We arrived in Pinedale exhausted and somewhat perplexed by what we had just done -it was so strange to be back among buildings and people and traffic. I was really struggling with saddle sores as I had not had water to properly wash myself, so was super relieved to get off the bike after such a challenging ride.
Scott, myself and Rob stayed at a Warm Showers host while Mike stayed at a hotel. What was great was that Jake rocked up later afternoon – he’d gotten a lift after injuring his Achilles so had made up the time to get here the same day. We all went out for overpriced pizza and then crashed!

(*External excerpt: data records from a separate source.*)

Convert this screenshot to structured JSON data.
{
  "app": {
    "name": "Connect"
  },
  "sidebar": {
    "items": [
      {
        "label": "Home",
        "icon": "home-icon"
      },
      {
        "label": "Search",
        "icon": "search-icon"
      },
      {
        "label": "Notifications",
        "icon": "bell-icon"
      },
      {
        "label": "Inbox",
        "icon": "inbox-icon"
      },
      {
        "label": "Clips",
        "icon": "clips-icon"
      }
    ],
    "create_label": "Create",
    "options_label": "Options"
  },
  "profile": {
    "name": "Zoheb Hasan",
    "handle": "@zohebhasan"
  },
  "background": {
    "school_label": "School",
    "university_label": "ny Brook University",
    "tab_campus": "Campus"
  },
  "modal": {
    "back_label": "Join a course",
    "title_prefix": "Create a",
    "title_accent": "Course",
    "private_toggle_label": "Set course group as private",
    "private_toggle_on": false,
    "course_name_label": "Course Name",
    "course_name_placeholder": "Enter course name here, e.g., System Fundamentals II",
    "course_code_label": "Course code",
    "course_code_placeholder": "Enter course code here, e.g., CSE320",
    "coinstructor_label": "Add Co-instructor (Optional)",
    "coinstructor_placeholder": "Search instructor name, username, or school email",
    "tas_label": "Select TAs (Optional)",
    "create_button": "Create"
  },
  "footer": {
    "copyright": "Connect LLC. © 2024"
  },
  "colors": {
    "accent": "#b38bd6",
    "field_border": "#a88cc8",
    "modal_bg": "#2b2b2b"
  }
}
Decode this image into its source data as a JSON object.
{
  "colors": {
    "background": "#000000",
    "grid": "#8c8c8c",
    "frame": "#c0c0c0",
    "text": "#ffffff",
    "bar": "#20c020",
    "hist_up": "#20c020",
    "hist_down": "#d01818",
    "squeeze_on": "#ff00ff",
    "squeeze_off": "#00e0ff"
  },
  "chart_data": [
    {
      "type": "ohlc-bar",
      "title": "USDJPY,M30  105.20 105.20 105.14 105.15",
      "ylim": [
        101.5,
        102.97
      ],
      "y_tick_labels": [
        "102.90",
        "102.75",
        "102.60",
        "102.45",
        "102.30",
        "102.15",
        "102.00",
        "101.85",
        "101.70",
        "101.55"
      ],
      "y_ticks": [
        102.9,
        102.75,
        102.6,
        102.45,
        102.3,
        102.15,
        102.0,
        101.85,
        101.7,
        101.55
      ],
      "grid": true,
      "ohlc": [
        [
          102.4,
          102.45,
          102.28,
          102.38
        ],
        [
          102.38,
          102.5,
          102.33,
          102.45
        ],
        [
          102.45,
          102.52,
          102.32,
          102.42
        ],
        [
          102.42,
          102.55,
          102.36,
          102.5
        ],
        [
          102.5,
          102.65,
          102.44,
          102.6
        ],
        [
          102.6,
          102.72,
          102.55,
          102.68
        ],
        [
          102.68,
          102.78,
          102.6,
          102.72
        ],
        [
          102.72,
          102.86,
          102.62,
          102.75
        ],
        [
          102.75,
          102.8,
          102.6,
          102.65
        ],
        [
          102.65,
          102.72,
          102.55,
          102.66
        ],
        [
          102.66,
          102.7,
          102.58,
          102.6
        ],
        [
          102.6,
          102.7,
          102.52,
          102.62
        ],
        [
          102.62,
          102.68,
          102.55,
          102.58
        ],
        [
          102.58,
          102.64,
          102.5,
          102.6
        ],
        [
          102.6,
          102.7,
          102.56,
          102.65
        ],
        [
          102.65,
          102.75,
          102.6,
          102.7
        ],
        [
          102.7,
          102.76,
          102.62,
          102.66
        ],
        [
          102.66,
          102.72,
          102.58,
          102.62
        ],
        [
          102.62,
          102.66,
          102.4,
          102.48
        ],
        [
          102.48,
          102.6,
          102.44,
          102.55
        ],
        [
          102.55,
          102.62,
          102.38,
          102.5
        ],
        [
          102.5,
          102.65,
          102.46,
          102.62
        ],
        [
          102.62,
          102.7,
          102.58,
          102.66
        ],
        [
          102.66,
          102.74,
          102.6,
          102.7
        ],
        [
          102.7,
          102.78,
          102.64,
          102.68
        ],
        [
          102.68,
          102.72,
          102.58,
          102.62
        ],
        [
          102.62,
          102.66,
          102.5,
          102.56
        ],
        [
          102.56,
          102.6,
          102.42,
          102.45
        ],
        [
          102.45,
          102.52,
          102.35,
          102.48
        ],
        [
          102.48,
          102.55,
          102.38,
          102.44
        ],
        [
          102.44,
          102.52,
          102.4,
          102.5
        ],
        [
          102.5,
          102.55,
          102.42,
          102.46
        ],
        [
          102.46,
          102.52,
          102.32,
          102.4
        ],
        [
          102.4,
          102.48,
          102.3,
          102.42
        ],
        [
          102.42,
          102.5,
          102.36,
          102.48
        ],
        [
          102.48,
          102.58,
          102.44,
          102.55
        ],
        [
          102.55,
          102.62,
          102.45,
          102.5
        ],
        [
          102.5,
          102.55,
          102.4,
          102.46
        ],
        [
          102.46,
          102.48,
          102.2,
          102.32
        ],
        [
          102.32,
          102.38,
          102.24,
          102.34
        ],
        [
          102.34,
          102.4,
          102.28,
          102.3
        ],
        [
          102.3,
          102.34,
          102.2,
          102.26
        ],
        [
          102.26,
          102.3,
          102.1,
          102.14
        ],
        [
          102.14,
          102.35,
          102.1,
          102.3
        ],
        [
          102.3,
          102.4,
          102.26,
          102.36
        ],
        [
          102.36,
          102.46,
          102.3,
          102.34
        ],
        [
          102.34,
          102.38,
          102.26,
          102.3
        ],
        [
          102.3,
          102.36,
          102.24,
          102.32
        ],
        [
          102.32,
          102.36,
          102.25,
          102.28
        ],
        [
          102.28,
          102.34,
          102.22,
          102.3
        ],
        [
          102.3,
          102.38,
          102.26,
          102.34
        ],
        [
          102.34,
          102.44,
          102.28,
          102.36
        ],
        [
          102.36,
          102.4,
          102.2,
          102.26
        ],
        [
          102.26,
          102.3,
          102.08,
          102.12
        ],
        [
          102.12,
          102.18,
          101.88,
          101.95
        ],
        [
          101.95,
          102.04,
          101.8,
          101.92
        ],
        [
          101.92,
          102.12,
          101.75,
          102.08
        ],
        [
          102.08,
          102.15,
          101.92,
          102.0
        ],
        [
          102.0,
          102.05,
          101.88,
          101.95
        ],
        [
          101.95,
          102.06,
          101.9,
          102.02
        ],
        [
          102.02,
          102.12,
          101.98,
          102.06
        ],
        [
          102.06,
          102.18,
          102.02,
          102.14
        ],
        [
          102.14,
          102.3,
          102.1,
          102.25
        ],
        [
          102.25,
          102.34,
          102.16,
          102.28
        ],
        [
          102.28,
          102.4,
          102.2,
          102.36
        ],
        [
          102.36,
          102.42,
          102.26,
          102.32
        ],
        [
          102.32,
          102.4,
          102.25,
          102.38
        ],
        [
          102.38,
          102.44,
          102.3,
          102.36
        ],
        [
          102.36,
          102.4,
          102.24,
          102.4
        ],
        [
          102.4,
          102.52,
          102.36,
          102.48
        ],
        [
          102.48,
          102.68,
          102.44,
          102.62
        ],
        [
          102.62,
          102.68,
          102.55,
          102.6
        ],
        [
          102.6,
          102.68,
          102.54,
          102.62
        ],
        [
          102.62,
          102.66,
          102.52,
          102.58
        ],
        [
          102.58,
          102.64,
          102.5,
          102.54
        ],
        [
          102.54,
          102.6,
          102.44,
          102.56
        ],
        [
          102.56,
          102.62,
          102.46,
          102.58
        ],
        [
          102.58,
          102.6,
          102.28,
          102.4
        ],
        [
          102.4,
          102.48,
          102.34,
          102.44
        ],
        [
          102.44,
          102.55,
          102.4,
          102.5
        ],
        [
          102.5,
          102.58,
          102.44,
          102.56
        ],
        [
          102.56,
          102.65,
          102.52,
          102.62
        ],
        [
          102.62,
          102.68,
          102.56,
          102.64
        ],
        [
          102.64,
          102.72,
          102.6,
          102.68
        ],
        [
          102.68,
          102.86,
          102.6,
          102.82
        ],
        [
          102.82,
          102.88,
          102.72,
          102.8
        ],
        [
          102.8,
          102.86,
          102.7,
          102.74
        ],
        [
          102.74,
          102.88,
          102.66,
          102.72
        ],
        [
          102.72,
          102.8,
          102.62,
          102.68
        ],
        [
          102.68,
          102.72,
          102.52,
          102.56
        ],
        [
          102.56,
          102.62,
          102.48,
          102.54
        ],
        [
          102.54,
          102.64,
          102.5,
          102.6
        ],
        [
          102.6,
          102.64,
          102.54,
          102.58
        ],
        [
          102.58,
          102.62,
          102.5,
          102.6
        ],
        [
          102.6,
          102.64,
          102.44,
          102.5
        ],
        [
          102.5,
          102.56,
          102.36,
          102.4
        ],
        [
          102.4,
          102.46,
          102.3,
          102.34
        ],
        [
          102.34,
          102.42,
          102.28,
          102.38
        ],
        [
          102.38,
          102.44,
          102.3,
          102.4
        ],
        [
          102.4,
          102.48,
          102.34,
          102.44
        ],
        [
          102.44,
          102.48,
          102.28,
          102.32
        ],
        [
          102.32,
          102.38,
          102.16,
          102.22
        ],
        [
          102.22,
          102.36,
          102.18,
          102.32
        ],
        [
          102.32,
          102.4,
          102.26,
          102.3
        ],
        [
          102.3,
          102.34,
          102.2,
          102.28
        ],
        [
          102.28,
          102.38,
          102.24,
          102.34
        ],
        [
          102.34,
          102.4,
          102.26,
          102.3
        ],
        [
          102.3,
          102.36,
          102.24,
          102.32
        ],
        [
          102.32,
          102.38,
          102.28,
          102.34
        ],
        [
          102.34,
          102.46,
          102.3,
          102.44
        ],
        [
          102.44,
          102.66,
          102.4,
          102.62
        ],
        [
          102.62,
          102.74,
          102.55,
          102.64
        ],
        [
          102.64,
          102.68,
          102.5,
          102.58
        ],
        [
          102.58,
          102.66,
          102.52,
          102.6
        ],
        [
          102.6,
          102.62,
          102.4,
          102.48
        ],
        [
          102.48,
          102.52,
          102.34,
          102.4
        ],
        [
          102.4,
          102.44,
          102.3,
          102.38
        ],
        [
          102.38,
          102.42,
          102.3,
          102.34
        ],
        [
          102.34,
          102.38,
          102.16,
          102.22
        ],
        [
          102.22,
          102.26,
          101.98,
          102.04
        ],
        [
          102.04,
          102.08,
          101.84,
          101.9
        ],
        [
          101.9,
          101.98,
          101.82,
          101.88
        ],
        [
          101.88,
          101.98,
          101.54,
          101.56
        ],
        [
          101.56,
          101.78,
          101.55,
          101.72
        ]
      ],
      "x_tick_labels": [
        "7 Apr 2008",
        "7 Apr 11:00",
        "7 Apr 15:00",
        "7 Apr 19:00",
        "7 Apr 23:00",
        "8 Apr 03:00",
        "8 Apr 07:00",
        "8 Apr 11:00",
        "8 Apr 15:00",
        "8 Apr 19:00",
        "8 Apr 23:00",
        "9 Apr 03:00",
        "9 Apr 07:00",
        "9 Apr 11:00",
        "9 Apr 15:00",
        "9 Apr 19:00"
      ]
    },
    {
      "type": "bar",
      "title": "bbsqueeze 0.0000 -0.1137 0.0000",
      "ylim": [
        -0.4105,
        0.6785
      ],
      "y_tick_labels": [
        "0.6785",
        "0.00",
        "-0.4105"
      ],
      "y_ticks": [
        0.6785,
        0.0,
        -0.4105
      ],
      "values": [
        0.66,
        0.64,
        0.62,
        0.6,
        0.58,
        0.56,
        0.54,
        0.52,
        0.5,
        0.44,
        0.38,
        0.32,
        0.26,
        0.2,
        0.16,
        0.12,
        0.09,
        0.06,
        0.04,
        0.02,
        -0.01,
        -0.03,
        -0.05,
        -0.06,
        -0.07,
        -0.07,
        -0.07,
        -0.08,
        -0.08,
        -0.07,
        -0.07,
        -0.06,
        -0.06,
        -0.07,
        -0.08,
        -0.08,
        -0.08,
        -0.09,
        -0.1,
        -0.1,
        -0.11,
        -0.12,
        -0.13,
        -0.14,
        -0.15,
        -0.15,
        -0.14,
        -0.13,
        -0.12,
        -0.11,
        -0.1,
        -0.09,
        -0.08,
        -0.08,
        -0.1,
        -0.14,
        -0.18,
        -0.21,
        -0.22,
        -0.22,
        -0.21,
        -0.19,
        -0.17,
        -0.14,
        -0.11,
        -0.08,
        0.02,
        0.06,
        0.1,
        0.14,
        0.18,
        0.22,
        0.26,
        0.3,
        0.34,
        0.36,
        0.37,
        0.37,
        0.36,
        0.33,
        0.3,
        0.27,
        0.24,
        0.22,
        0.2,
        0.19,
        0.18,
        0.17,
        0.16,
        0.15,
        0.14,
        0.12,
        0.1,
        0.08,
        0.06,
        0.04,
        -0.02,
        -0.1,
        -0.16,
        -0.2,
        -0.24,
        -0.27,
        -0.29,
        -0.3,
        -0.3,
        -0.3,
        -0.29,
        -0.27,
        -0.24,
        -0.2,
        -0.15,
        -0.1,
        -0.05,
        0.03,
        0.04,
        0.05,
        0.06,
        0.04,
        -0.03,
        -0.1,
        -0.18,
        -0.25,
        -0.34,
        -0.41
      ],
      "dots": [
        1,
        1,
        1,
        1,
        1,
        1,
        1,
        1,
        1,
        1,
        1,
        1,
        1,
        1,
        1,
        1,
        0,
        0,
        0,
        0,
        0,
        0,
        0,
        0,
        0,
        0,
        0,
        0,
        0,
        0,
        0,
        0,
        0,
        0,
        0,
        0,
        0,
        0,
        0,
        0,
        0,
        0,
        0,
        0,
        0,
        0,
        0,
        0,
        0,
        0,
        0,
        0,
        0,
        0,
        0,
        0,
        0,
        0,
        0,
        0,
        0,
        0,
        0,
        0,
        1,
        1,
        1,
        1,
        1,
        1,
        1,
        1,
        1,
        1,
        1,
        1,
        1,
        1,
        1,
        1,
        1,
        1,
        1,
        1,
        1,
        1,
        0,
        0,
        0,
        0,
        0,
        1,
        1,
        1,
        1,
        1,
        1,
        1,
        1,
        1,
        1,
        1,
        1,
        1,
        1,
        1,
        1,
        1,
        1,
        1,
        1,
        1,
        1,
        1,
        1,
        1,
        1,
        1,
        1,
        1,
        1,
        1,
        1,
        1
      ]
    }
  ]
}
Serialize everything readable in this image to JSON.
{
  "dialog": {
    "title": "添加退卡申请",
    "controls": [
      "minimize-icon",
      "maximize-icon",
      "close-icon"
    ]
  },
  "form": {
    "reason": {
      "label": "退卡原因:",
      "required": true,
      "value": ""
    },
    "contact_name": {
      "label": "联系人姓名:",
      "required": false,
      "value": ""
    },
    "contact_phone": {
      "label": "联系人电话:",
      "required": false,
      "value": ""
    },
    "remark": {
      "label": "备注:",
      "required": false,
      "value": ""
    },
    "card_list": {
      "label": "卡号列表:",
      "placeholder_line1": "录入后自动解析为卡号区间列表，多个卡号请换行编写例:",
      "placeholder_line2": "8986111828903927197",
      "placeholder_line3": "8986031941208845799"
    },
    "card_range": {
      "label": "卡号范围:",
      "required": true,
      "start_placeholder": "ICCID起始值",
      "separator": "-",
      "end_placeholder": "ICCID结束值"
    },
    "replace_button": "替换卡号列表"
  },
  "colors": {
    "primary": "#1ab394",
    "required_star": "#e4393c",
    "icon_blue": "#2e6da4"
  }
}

Rob and Scott are heading to the Yellowstone park for a few days hiking, then meeting up with their wives in Jackson until the 5th July. Mike is not sure what’s next and Jake and I are taking a zero day, the first since Steamboat! We will then head towards the Tetons taking probably 4-5 days as there is serious elevation. We are staying with a friend of Jake’s in the Park. He’s then turning south and I’ll find a way north, hopefully to meet Charlie in Montana 😊.
Three amigos 😊
Great video by Rob
Great that you had some good company on this section Tony. You’re obviously not the only crazy cyclist. Brilliant photos. Can hardly recognise you with all that facial hair. Your post was so positive. As tough as it was, I got the sense that you really enjoyed it. Good on you! Im really enjoying my glass of red and caramel chocolate right now. Love ya. 😘
Hey Julie. Thanks so much for your support throughout ….even tho you consistently talk of chocolates, wine, coffee, comfy chairs ….i still love ya to bits 🤣🤣😊😊
Wow, wow, wow fabulous photos, great read, dear T..
Friendships formed, fantastic support for each of you….and how well do Phil and l know what a fantastic supportive human being you are to your fellow man… take care and northward bound
🧡
Much love to you both ❤️
Absolutely stunning photos x
Again, OMG, how do you do it, you idiot!!!!
I admire you for even attempting this, but cannot fathom why!!!!
Haha you know I’m an idiot Ms Penny …..I worked at Flinders 🤣🤣. Been quite an experience! Hope you’re doing well. Tx
Look like you really enjoyed the basin. Such huge country and skies. How you do it I’ll never know but great to see that big silly grin of contentment.